= James Eadie (brewer) =

Scottish brewer (1827–1904)

James Eadie (1827–1904) was a Scottish brewer who founded an eponymous brewery in Burton on Trent which operated for 90 years.

Eadie was born at Blackford, Perthshire one of the 14 children of William Eadie and his wife Mary Stewart and was baptised on 12 Jan 1827. His father had founded a small brewhouse at Blackford in the early 19th century as part of a posting hotel with livery stables on Moray Street. In 1842 Eadie moved to Fazeley. Staffordshire where his brother John (1811-1883) was a tea dealer. He began a business supplying malt to brewers around Fazeley and extended the business to cover Burton on Trent. In 1854 Eadie established a brewery in Cross Street Burton. By 1891 Eadie was living at Barrow Hall, Barrow-upon-Trent. He also acquired an estate in Scotland at Glenrinnes, Banffshire He became Deputy Lieutenant of Banffshire on 24 May 1900 and in 1902 erected a monument near Favillar, Moray in commemoration of the coronation of King Edward VII.

Eadie's sons, John Eadie and William Eadie, both played cricket for Derbyshire.

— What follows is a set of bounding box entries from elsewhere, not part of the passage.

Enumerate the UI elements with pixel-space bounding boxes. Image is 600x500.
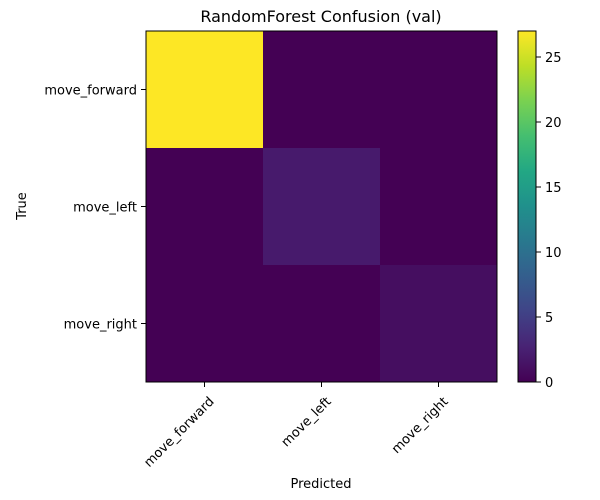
colorbar-frame [517,30,537,383]
x-axis-ticks: move_forward move_left move_right [141,382,452,471]
colorbar-tick-label: 10 [545,246,562,261]
heatmap-cell [263,265,381,383]
heatmap-cell [380,31,498,149]
y-tick-label: move_right [64,318,137,333]
heatmap-cell [263,148,381,266]
x-axis-label: Predicted [290,477,351,492]
colorbar-tick-label: 5 [545,311,553,326]
y-tick-label: move_forward [44,84,137,99]
heatmap-cell [380,265,498,383]
colorbar-tick-label: 0 [545,376,553,391]
y-axis-label: True [15,192,30,221]
heatmap-cell [263,31,381,149]
colorbar-tick-label: 20 [545,116,562,131]
heatmap-cell [146,265,264,383]
x-tick-label: move_right [389,394,451,456]
y-tick-label: move_left [73,201,137,216]
heatmap-cell [146,31,264,149]
heatmap-cell [380,148,498,266]
y-axis-ticks: move_forward move_left move_right [44,84,146,333]
colorbar-tick-label: 15 [545,181,562,196]
colorbar-ticks: 0 5 10 15 20 25 [536,51,562,391]
colorbar [518,31,536,382]
x-tick-label: move_left [279,394,335,450]
heatmap-cells [146,31,498,383]
colorbar-tick-label: 25 [545,51,562,66]
heatmap-cell [146,148,264,266]
chart-title: RandomForest Confusion (val) [200,7,441,26]
x-tick-label: move_forward [141,394,217,470]
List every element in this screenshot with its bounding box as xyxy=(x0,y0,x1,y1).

==James Eadie brewing company==
The James Eadie company grew successfully from its establishment in 1854 and continued as a private concern until it was registered in 1893. The Cross Street brewery was visited by Alfred Barnard and written up in his book Noted breweries of Great Britain and Ireland, Volume 2, 1889. Barnard also reveals how Mr James Eadie had inherited, from his father, a recipe for a Scotch Whisky Blend which he describes as 'an ancient Scotch mixture' that was dispensed to a favoured few. However like other Burton breweries at the time, the company ran into financial difficulties and had to be restructured in 1896. The company, with its brewery and several hundred public houses was acquired by Bass Ratcliffe and Gretton in 1933.

Scotch whisky has been bottled under the name "James Eadie" since 2015.